Pexton would have us believe that Lori Montgomery’s piece for the Post, which was indeed a reasonable discussion of the merits of Blahous’ 52-page study, was the model of old-school journalism, whereas the coverage of "bloggers" was sensationalist.

However, by my count, Montgomery’s piece expended 757 words on Chuck’s study. My blog post, by contrast, contains 2,103 words, with nine updates, 23 hyperlinks, one table, one chart, two supporting videos, and an extensive discussion of the study’s most substantive criticisms. Chuck’s follow-up post was an additional 1,044 words. That’s 3,147 words of coverage: four times the length of Montgomery’s article for the Post.

By Pexton’s account, however, it was internet coverage of the Blahous study that was superficial, in comparison to the deep and thoughtful reporting by the Washington Post. "We in the media like the Web traffic that a story like this attracts. It quickens the media pulse; we all get a frisson of pleasure from being viral on the Internet for a day," wrote Pexton. "But I’m not sure the truth wins. The truth is that every complex law change, every annual federal budget, is a risk. They’re all based on assumptions and forecasts that may or may not come true."

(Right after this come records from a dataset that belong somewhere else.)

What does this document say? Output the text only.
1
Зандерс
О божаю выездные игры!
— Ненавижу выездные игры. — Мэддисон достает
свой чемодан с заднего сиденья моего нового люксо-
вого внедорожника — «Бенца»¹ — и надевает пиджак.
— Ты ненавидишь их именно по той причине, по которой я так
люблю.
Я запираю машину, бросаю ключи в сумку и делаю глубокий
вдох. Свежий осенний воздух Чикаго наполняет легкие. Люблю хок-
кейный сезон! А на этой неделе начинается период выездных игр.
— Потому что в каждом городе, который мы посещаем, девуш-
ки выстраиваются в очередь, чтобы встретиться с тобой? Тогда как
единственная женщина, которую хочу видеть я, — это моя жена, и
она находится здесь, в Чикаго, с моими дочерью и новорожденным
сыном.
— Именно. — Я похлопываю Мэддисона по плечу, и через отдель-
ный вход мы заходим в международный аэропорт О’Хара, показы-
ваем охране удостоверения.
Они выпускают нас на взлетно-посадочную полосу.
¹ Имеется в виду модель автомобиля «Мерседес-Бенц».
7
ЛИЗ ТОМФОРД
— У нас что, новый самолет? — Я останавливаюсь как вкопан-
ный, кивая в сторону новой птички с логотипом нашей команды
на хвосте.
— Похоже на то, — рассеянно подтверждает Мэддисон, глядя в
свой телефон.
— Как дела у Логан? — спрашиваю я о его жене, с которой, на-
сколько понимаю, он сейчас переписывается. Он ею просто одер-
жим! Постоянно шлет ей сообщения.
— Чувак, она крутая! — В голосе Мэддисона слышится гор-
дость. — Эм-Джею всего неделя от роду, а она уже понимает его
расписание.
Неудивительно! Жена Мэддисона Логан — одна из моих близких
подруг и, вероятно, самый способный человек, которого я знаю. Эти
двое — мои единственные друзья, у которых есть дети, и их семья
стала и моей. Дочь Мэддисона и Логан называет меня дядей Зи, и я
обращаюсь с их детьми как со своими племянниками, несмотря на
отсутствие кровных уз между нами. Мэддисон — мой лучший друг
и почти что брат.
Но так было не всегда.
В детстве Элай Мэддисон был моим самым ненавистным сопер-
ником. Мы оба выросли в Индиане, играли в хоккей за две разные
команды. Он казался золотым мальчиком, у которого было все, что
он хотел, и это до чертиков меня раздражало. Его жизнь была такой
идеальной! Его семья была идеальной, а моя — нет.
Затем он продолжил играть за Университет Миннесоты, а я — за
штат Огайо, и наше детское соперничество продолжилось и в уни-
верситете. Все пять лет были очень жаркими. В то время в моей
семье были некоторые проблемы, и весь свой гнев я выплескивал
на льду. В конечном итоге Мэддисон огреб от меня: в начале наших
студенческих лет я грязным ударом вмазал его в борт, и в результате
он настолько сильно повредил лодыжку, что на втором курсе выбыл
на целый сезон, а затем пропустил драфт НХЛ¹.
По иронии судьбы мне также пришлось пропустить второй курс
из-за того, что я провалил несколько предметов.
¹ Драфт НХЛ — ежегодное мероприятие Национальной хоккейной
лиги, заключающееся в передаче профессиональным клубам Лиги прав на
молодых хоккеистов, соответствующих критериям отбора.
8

By the way, it’s not just partisan Republicans who take Blahous’ work seriously. Howard Gleckman, a supporter of Obamacare who serves as a budget wonk at the left-leaning Urban Institute, says "Chuck makes some important points in his analysis" in, yes, a blog post for Forbes. "One [point] is the potential double-counting of increased Medicare payroll taxes…due to CBO scoring conventions, the money [the ACA] generates appears to both make the Medicare Hospital Insurance (HI) Trust Fund appear more solvent and reduce the general fund deficit. It can’t simultaneously do both, as Chuck correctly notes."

Pexton is entitled to his opinion as to the validity of the Blahous study. But instead of weighing the substantive merits of the various points of view, he lazily describes the debate about the study as partisan squabbling. And it’s the internet that’s distorting the coverage?

I’m of the view that America’s fiscal crisis is of profound significance, and that a potential $600 billion swing in the fiscal cost of the Affordable Care Act is worth rigorous examination. Pexton’s considered opinion is that the gambling laws of Maryland are more important. It’s a free country.